BA/MA in Biochemistry and Molecular Biology and Biotechnology
Eligible BMB majors may apply during their junior year for a combined program leading to both an undergraduate degree in BMB and a master’s degree in Biotechnology. Students typically complete the combined BA/MA in five years and are well prepared for working in the biomedical research fields.
This program requires six advanced-level courses (listed below) in addition to requirements for the BA and includes two semesters of graduate-level independent research and submission of a research paper (BB 591/592).
It is highly recommended that students who are considering this BA/MA program start getting involved in undergraduate research as early as possible in their undergraduate years, e.g., as a junior.
For a more detailed listing of courses and requirements for the combined BA/MA program, please visit the undergraduate bulletin.
BAMA Student Learning Outcomes
- Demonstrate mastery of both fundamental and advanced concepts in Biology and Chemistry, with a strong focus on the molecular biological and biochemical components of these disciplines.

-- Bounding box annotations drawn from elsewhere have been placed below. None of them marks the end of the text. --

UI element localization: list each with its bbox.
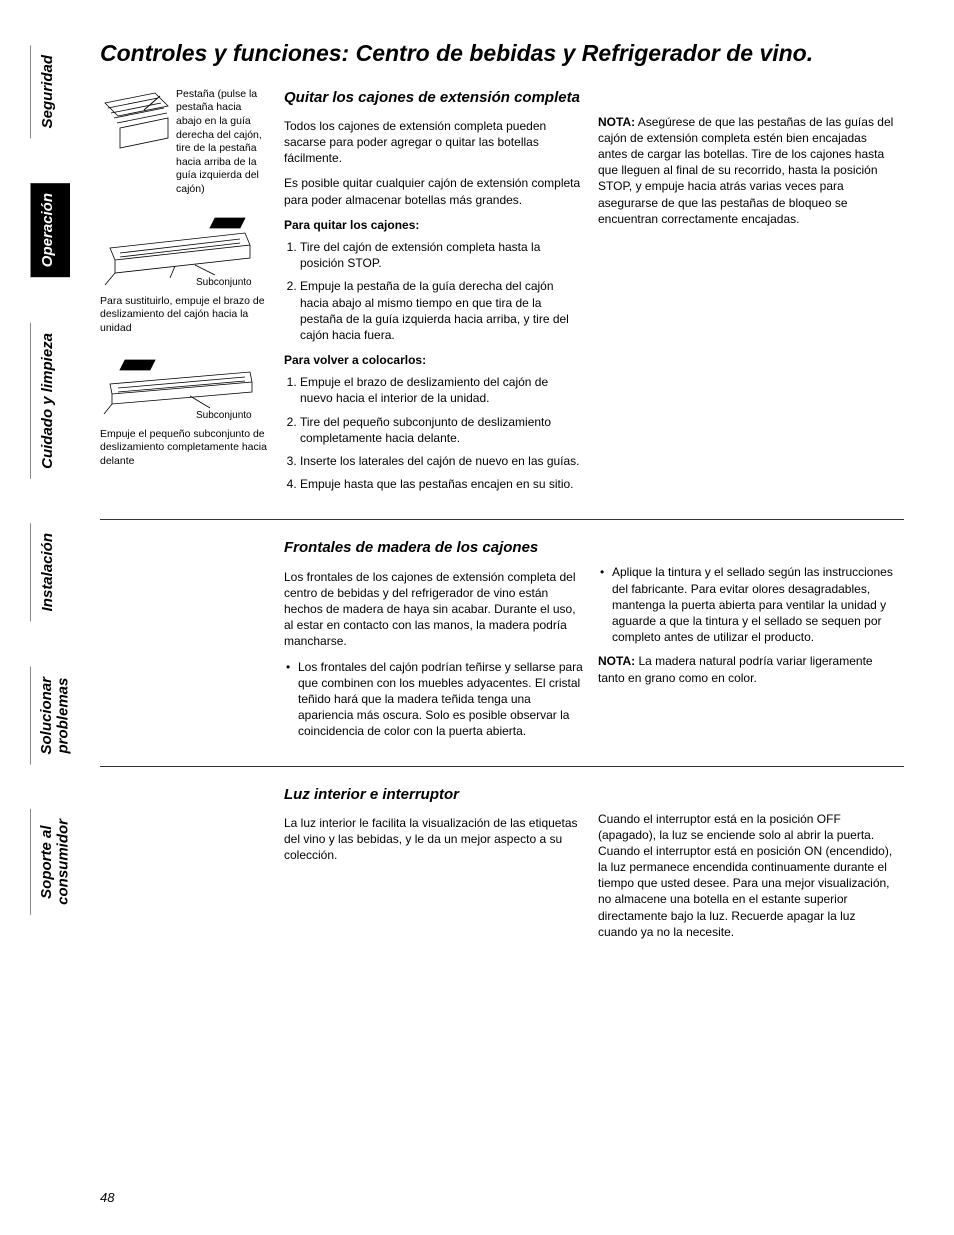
s1-intro-p2: Es posible quitar cualquier cajón de ext… xyxy=(284,175,584,207)
replace-steps-list: Empuje el brazo de deslizamiento del caj… xyxy=(300,374,584,492)
section2-right-column: Aplique la tintura y el sellado según la… xyxy=(598,538,898,694)
note-text: Asegúrese de que las pestañas de las guí… xyxy=(598,115,893,226)
drawer-subassembly-illustration: Subconjunto xyxy=(100,352,260,424)
s1-note: NOTA: Asegúrese de que las pestañas de l… xyxy=(598,114,898,227)
tab-soporte[interactable]: Soporte alconsumidor xyxy=(30,809,70,915)
replace-step: Inserte los laterales del cajón de nuevo… xyxy=(300,453,584,469)
tab-operacion[interactable]: Operación xyxy=(30,183,70,277)
section-quitar-cajones: Pestaña (pulse la pestaña hacia abajo en… xyxy=(100,88,904,521)
s3-p2: Cuando el interruptor está en la posició… xyxy=(598,811,898,941)
s2-bullet: Los frontales del cajón podrían teñirse … xyxy=(284,659,584,740)
replace-step: Empuje hasta que las pestañas encajen en… xyxy=(300,476,584,492)
replace-heading: Para volver a colocarlos: xyxy=(284,352,584,368)
section-frontales-madera: Frontales de madera de los cajones Los f… xyxy=(100,538,904,766)
remove-steps-list: Tire del cajón de extensión completa has… xyxy=(300,239,584,343)
s3-p1: La luz interior le facilita la visualiza… xyxy=(284,815,584,864)
tab-solucionar[interactable]: Solucionarproblemas xyxy=(30,667,70,765)
illustrations-column: Pestaña (pulse la pestaña hacia abajo en… xyxy=(100,88,270,485)
s2-bullet: Aplique la tintura y el sellado según la… xyxy=(598,564,898,645)
illus3-caption: Empuje el pequeño subconjunto de desliza… xyxy=(100,428,270,469)
s1-intro-p1: Todos los cajones de extensión completa … xyxy=(284,118,584,167)
s2-bullets-left: Los frontales del cajón podrían teñirse … xyxy=(284,659,584,740)
replace-step: Empuje el brazo de deslizamiento del caj… xyxy=(300,374,584,406)
s2-note: NOTA: La madera natural podría variar li… xyxy=(598,653,898,685)
note-label: NOTA: xyxy=(598,115,635,129)
drawer-slide-illustration: Subconjunto xyxy=(100,213,260,291)
replace-step: Tire del pequeño subconjunto de deslizam… xyxy=(300,414,584,446)
remove-step: Tire del cajón de extensión completa has… xyxy=(300,239,584,271)
page-title: Controles y funciones: Centro de bebidas… xyxy=(100,40,904,68)
note-text: La madera natural podría variar ligerame… xyxy=(598,654,873,684)
illus3-label: Subconjunto xyxy=(196,410,252,421)
section3-left-column: Luz interior e interruptor La luz interi… xyxy=(284,785,584,873)
s2-p1: Los frontales de los cajones de extensió… xyxy=(284,569,584,650)
remove-heading: Para quitar los cajones: xyxy=(284,217,584,233)
section1-middle-column: Quitar los cajones de extensión completa… xyxy=(284,88,584,502)
tab-cuidado[interactable]: Cuidado y limpieza xyxy=(30,323,70,479)
section1-title: Quitar los cajones de extensión completa xyxy=(284,88,584,108)
page-number: 48 xyxy=(100,1190,114,1205)
section2-left-column: Frontales de madera de los cajones Los f… xyxy=(284,538,584,747)
tab-instalacion[interactable]: Instalación xyxy=(30,523,70,621)
section3-right-column: Cuando el interruptor está en la posició… xyxy=(598,785,898,950)
illus2-caption: Para sustituirlo, empuje el brazo de des… xyxy=(100,295,270,336)
section1-right-column: NOTA: Asegúrese de que las pestañas de l… xyxy=(598,88,898,236)
tab-seguridad[interactable]: Seguridad xyxy=(30,45,70,138)
section2-title: Frontales de madera de los cajones xyxy=(284,538,584,558)
section-luz-interior: Luz interior e interruptor La luz interi… xyxy=(100,785,904,968)
illus1-caption: Pestaña (pulse la pestaña hacia abajo en… xyxy=(176,88,268,197)
s2-bullets-right: Aplique la tintura y el sellado según la… xyxy=(598,564,898,645)
drawer-tab-illustration xyxy=(100,88,172,160)
illus2-label: Subconjunto xyxy=(196,277,252,288)
section3-title: Luz interior e interruptor xyxy=(284,785,584,805)
note-label: NOTA: xyxy=(598,654,635,668)
side-tabs: Seguridad Operación Cuidado y limpieza I… xyxy=(30,45,70,1165)
remove-step: Empuje la pestaña de la guía derecha del… xyxy=(300,278,584,343)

- Demonstrate expertise in the scientific method, including experimental design, critical assessment of the scientific literature, and an understanding of the principles and best practices for the ethical conduct of research.
- Attain the technical and/or analytical skills required for employment or post-graduate education in BMB or BMB-related careers, including professional careers and science education.
- Demonstrate ability to design and implement a research project and to present their research in both written and oral form.
Meet a BA/MA Student
Boston University’s Medical Campus Center for Regenerative Medicine
Title of Project
“Study of the Effect of Transient Nkx2.1 Expression During Directed Differentiation of Mouse Embryonic Stem Cells to Lung/Thyroid Progenitor Cells.”
Cincotta’s study is focused on the process of turning mouse embryonic stem cells into a special type of cell known as a lung/thyroid progenitor cell that can give rise to mature cell lineages of both the lung and thyroid. Specifically, working on studying different signals that can be given to these cells during the directed differentiation procedure in order to increase the efficiency of the process. He uses a variety of techniques to characterize the gene expression patterns of our resulting cells, including immunocytochemistry, flow cytometry, and quantitative polymerase chain reaction (qPCR).